O problema é que vivemos uma era de hipervalorização da performance imediata e de baixa tolerância à frustração. O erro não pode aparecer. A derrota vira ofensa pessoal. O adversário deixa de ser parceiro de crescimento e passa a ser inimigo.
Do ponto de vista médico e esportivo, isso tem consequências claras, emoções mal
reguladas produzem comportamentos mal regulados. O fair play, portanto, não é um acessório ético. Ele é um marcador de maturidade emocional.
Onde essa falha começa? Nenhum comportamento surge do nada. No esporte, ele é construído ou permitido ao longo do tempo. O atleta reproduz em competição aquilo que foi ensinado e, principalmente, aquilo que foi aceitado durante o treino.
O professor não deve corrigir apenas a técnica, mas também atitudes desrespeitosas, quando o foco exclusivo é o pódio, quando se tolera comportamentos inadequados “porque o aluno é bom”, a mensagem é clara: ganhar justifica tudo. O que não é corrigido no treino aparece amplificado no campeonato.
Pais e responsáveis têm papel decisivo.

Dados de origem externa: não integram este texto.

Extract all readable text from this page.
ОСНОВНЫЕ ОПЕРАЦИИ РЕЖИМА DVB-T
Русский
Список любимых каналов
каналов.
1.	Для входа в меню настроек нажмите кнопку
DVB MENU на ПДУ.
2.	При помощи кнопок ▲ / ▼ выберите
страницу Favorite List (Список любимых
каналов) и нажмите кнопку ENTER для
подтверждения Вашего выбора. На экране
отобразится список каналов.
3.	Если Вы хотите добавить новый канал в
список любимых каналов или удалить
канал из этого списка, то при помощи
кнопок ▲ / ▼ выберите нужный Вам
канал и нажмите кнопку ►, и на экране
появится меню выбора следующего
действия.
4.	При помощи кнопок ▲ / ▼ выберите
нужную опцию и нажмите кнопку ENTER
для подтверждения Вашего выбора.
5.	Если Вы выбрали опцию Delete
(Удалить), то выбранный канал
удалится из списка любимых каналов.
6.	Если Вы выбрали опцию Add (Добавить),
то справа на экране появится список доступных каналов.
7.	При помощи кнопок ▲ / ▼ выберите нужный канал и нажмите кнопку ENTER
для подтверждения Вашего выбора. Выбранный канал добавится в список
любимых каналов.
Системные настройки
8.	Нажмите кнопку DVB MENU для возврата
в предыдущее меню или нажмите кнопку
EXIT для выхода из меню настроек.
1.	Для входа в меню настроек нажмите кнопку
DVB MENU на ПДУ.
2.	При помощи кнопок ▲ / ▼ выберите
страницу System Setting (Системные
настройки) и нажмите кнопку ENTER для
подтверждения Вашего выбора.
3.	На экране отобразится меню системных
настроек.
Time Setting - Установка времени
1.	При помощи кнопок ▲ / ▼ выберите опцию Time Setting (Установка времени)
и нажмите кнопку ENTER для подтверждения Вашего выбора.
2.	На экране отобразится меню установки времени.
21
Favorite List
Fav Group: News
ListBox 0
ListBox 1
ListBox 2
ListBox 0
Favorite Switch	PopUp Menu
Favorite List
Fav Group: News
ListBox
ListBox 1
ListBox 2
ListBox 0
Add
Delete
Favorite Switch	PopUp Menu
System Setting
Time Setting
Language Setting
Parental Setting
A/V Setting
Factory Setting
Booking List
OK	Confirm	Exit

Quando aplaudem apenas a vitória, quando justificam qualquer atitude “porque ele estava nervoso”, quando tratam a derrota como humilhação, ajudam a criar atletas emocionalmente frágeis, defensivos e até agressivos.
O esporte deixa de ser ferramenta educativa e vira fonte de pressão. Redes sociais, cultura da provocação e da desmoralização do adversário criam um cenário onde o respeito parece fraqueza. Isto é um erro conceitual grave!
A ciência e a prática esportiva nos mostram na psicologia do esporte e neurociência de forma clara, atletas com melhor regulação emocional apresentam maior longevidade esportiva, melhor tomada de decisão sob pressão e menor incidência de comportamentos antidesportivos.
O autocontrole emocional está associado ao funcionamento do córtex pré-frontal, região responsável por inibição de impulsos, empatia e julgamento moral. Quando o atleta não aprende a lidar com frustração, derrota ou vitória, ele reage de forma primitiva: fuga, agressividade ou negação.
Ensinar fair play é, na prática, treinar o cérebro do atleta. Não se trata de “tirar a competitividade”, mas de sustentá-la a longo prazo. O respeito não enfraquece o atleta. Ele o estabiliza. O cumprimento final no Jiu-Jítsu é um ritual. Rituais existem para dar sentido à experiência humana.
Aquele gesto simples comunica:
“Reconheço você.”
“Reconheço o risco.”
“Reconheço o caminho.”
Quem ignora o adversário após a luta não o diminui… diminui a si mesmo. Porque nega o
processo que o levou até ali. No tatame, ninguém vence sozinho. Nem te como lutar só… devemos respeitar o adversário.
O professor de Jiu-Jítsu não é apenas um transmissor de técnicas. Ele é um formador de
cultura.
Todo treino se ensina algo além da luta:
– como lidar com erro,
– como lidar com dor,
– como lidar com o próximo.
Corrigir um aluno que não cumprimenta o adversário é tão importante quanto corrigir
uma pegada mal feita. Talvez até mais…
Todo treino é uma aula de valores, mesmo quando o professor não percebe. Medalhas passam, valores ficam. A cena do braço estendido que não foi correspondido não deve ser usada para atacar indivíduos. Deve ser usada para educar coletivos.
Se queremos campeões no pódio, precisamos primeiro formar pessoas fora dele.
Ganhar é circunstância.
Cumprimentar é caráter.
O Jiu-Jítsu sempre foi maior do que a medalha. Cabe a nós professores, famílias e
instituições, garantir que ele continue sendo.
No fim, o que fica não é a medalha, nem o placar, nem o vídeo da luta. O que permanece
é aquilo que o atleta leva para fora do tatame quando o combate acaba. O aperto de mão,
o olhar, o respeito ao outro são sinais silenciosos de uma formação bem conduzida.
O Jiu-Jítsu sempre se propôs a formar mais do que lutadores formar pessoas capazes de vencer sem se perder e de perder sem se quebrar. Quando ensinamos nossos atletas a reconhecer o adversário, ensinamos algo ainda maior: a reconhecer limites, humanidade e caráter. Porque no esporte, como na vida, ganhar é momentâneo. O respeito, esse sim, fica.